Does he leave with more pain or more glory?

With sadness, very much. I can't say the fame.

What is it like to read your own obituaries while you are still alive?

Ha ha. It's funny how people talk about you in the past tense. And also pleasant because the eulogies are generally loving. As they say in Amanece, it is not a little: I am contingent and the others are necessary. I did what I could with what I had. I've never done the perfect newscast. I'll leave that to Franganillo.

The most tense day

Pedro Piqueras' (Albacete, 68 years old) most tense day in front of the cameras was not September 11 or March 11, but December 14, 1986, the day of the first massive general strike in the government of Felipe González. “Televisión Española went black and only this news program was broadcast as a minimal service; the unions were before me, imagine the responsibility, we had 100% of the audience before us,” now recalls the one who would be the head of news at RTVE before moving to private television channels.

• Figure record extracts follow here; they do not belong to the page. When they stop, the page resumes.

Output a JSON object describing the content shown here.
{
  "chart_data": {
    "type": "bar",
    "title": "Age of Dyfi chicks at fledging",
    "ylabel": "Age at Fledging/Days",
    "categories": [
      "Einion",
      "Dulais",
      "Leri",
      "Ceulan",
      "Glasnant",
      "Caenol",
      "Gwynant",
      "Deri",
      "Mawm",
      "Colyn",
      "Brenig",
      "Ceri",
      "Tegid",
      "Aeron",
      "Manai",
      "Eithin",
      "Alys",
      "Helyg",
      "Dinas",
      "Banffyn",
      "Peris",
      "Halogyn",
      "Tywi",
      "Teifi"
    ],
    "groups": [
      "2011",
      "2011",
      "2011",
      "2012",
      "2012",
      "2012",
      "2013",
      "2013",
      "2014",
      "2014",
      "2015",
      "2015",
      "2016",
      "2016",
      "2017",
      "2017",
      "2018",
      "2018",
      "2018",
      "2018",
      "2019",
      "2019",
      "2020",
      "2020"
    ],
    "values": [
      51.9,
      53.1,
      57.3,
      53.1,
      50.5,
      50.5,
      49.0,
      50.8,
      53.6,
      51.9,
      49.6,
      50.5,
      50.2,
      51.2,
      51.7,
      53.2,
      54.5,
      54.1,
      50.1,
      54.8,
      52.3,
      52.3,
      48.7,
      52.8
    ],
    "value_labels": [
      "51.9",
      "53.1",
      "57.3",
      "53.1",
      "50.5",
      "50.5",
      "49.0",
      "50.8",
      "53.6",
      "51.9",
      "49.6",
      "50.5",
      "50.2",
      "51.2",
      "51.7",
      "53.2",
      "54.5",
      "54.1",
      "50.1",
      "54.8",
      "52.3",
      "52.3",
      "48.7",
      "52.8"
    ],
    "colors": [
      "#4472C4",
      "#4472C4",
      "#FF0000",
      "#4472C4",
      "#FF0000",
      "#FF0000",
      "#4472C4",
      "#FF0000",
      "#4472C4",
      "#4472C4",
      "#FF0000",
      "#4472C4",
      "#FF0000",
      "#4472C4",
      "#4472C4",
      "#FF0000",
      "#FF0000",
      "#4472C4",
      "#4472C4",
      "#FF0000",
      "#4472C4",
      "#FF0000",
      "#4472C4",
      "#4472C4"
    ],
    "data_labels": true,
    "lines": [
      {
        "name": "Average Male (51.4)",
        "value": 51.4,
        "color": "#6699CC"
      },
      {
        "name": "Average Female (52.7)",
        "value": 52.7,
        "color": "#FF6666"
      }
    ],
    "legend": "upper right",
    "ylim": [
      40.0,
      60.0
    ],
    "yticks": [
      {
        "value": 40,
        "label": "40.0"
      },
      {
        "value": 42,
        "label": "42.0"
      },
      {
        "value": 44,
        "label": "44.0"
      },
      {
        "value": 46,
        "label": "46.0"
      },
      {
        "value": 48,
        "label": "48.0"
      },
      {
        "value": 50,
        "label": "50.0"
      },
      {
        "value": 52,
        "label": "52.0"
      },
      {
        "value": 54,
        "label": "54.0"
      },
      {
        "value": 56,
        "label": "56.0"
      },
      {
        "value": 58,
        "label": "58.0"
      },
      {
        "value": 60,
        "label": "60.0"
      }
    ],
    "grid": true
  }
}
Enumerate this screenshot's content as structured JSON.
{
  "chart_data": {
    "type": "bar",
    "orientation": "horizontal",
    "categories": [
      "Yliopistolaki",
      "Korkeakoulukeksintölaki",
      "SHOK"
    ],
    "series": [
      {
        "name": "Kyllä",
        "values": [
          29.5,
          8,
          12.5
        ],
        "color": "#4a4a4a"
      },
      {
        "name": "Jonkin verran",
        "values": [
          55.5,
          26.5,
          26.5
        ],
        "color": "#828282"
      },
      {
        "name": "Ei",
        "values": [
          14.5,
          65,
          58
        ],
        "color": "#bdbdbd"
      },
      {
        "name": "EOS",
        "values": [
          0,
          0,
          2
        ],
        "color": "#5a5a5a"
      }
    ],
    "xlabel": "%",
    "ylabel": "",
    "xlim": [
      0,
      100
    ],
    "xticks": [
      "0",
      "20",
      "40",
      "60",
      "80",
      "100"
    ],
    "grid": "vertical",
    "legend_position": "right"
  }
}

His passion for telling current events began when, at the age of 18, before he even began his studies, he began writing in the Albacete branch of the Pueblo newspaper, while maintaining a love of music that even led him to write The New Mester of Minstrelsy. Now, after half a century of professional career, almost always in front of the camera, the director and anchor of the evening news program on Telecinco, his last professional destination and one of the most popular faces in the country, says goodbye to everyone. Or at least until later, because before he leaves he admits that he already misses him.